Hint: We have been provided with a Carnot engine that works in the reversible circle. We have given an efficiency of the Carnot cycle which will be used in the refrigerator. Therefore, use the expression of the efficiency of the Carnot cycle engine. We have been provided with the value of work done and efficiency. Then put the value and find the heat added to the system. Then use the formula of work done, and again put the value of the work done and the heat added and get the value of heat or amount of the energy absorbed from the reservoir at a lower temperature.

Formulas Used:
The efficiency of the Carnot cycle is given by
\[\eta =\dfrac{W}{{{Q}_{H}}}\]
where W is the work done and \[{{Q}_{H}}\] is the amount of heat added to the system.
Work done is given by:
\[W={{Q}_{H}}-{{Q}_{C}}\]

Complete step by step answer:
We have been given a Carnot engine whose efficiency is \[\eta =\dfrac{1}{10}\] as a heat engine which is used as a refrigerator. Thus, the efficiency of the Carnot cycle is given by
\[\eta =\dfrac{W}{{{Q}_{H}}}\]
where W is the work done and \[{{Q}_{H}}\] is the amount of heat added to the system.
Then,
\[\Rightarrow {{Q}_{H}}=\dfrac{W}{\eta }\]
We have been given the work done (W) as 10 J and \[\eta =\dfrac{1}{10}.\]
\[\Rightarrow {{Q}_{H}}=\dfrac{10}{\dfrac{1}{10}}=100J\]
Let \[{{Q}_{C}}\] be the amount of heat absorbed and \[{{Q}_{C}}\] be the amount of heat added to the system, then the work done is given by
\[W={{Q}_{H}}-{{Q}_{C}}\]
\[\Rightarrow {{Q}_{C}}={{Q}_{H}}-W\]
\[\Rightarrow {{Q}_{C}}=100-10\]
\[\Rightarrow {{Q}_{C}}=90J\]
Hence, the amount of energy absorbed from the reservoir at the lower temperature is 90 J.
Therefore, option (a) is the right answer.

Additional Information:
In 1824, Carnot first introduced the theory of thermodynamics, a simple engine process which is known as the Carnot cycle.

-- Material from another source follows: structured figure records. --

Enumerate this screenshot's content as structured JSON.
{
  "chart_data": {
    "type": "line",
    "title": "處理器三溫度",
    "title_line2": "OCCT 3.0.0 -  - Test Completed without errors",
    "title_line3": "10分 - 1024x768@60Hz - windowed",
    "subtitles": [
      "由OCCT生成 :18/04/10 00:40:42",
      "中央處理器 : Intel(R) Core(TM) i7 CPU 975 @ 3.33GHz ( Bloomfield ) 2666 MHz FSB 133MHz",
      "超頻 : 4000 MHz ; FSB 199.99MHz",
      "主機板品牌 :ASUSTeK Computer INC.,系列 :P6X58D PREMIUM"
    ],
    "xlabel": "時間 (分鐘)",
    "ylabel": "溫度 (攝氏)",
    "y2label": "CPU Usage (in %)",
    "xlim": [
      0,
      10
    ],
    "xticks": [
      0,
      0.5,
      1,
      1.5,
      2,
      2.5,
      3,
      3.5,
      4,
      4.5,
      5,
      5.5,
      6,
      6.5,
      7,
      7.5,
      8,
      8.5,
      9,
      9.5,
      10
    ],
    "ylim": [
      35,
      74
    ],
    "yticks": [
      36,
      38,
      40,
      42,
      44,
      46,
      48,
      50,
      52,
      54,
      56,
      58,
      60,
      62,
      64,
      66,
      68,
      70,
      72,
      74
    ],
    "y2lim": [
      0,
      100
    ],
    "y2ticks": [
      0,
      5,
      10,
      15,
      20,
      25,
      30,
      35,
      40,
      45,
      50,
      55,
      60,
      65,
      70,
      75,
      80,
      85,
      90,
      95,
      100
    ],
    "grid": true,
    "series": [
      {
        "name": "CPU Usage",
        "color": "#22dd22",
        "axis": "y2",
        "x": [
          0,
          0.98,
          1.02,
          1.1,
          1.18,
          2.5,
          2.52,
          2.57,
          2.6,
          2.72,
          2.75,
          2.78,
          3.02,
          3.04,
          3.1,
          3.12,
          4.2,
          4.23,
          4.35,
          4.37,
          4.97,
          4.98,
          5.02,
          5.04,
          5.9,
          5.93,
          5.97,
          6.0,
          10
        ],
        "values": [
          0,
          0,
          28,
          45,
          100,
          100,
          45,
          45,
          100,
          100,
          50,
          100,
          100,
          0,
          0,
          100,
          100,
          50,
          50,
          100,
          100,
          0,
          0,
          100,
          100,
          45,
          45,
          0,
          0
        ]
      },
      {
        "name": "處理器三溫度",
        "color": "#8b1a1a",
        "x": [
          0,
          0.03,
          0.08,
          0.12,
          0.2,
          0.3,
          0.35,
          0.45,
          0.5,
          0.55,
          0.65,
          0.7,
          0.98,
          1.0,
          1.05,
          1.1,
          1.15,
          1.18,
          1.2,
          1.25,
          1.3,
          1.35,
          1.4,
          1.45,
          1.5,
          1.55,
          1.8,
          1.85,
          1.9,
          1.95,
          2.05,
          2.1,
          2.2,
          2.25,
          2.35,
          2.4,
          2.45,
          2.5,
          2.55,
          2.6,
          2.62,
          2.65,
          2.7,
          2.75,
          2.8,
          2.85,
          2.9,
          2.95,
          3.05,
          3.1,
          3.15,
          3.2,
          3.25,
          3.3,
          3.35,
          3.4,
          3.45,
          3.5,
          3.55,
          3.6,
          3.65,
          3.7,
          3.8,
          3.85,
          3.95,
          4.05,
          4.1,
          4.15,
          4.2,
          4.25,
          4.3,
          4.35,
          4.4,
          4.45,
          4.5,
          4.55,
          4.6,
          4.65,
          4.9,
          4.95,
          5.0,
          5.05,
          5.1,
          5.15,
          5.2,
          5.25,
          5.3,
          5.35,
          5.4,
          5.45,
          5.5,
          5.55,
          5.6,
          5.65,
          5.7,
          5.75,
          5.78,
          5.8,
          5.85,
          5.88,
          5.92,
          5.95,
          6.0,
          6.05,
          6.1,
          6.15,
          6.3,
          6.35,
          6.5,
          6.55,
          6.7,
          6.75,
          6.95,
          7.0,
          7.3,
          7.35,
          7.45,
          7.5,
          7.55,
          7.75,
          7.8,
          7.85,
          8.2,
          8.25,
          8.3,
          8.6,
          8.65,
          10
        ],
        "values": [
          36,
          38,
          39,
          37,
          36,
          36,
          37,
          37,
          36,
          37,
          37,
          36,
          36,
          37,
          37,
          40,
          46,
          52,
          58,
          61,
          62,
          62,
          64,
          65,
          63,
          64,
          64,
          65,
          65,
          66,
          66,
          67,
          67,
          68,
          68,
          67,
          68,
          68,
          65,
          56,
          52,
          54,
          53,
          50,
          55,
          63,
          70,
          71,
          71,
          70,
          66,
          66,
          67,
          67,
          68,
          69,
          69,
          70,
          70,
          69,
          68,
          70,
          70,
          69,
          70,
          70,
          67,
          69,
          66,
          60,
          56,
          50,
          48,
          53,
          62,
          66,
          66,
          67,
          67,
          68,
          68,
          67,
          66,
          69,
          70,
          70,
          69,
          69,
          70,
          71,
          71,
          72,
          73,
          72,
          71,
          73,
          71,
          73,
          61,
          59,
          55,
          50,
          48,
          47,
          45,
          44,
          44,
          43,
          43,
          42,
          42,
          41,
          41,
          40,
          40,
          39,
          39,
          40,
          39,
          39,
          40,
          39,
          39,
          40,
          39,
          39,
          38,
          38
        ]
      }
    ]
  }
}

The heat engines are used to convert heat into mechanical work, Carnot also conceived a theoretical engine which is free from all the defects of the practical engine. Its efficiency is maximum and it is also an ideal heat engine consisting of source, sink, insulated stand and working substance.
Carnot’s ideal engine works in a reversible cycle, i.e. the working substance is brought back to its initial state at the end of each cycle. By using g as the working substance, Carnot’s cycle can be described.
The efficiency of the Carnot engine is given as,
\[\eta =\dfrac{\text{Amount of heat converted into work}}{\text{Amount of heat absorbed from the source}}\]

Note:
Carnot’s engine is a perfectly reversible engine. If this engine is operated in the reverse direction, then in this process, the amount of \[{{Q}_{2}}\] is absorbed (whereas in Carnot \[{{Q}_{1}}\] is absorbed and \[{{Q}_{2}}\] is rejected.) from the sink at the lower temperature \[{{T}_{2}}\] and an amount of heat rejected is \[{{Q}_{1}}\] to the source at a higher temperature \[{{T}_{1}}\] then the heat flows from a body at a lower temperature to a body at higher temperature by doing the external work on the working substance and it works as the refrigerator. The coefficient of performance of the refrigerator is defined as the reciprocal of the efficiency which is given as,
\[\beta =\dfrac{1}{\eta }=\dfrac{{{Q}_{2}}}{W}=\dfrac{{{Q}_{2}}}{{{Q}_{1}}+{{Q}_{2}}}=\dfrac{{{T}_{2}}}{{{T}_{1}}-{{T}_{2}}}\]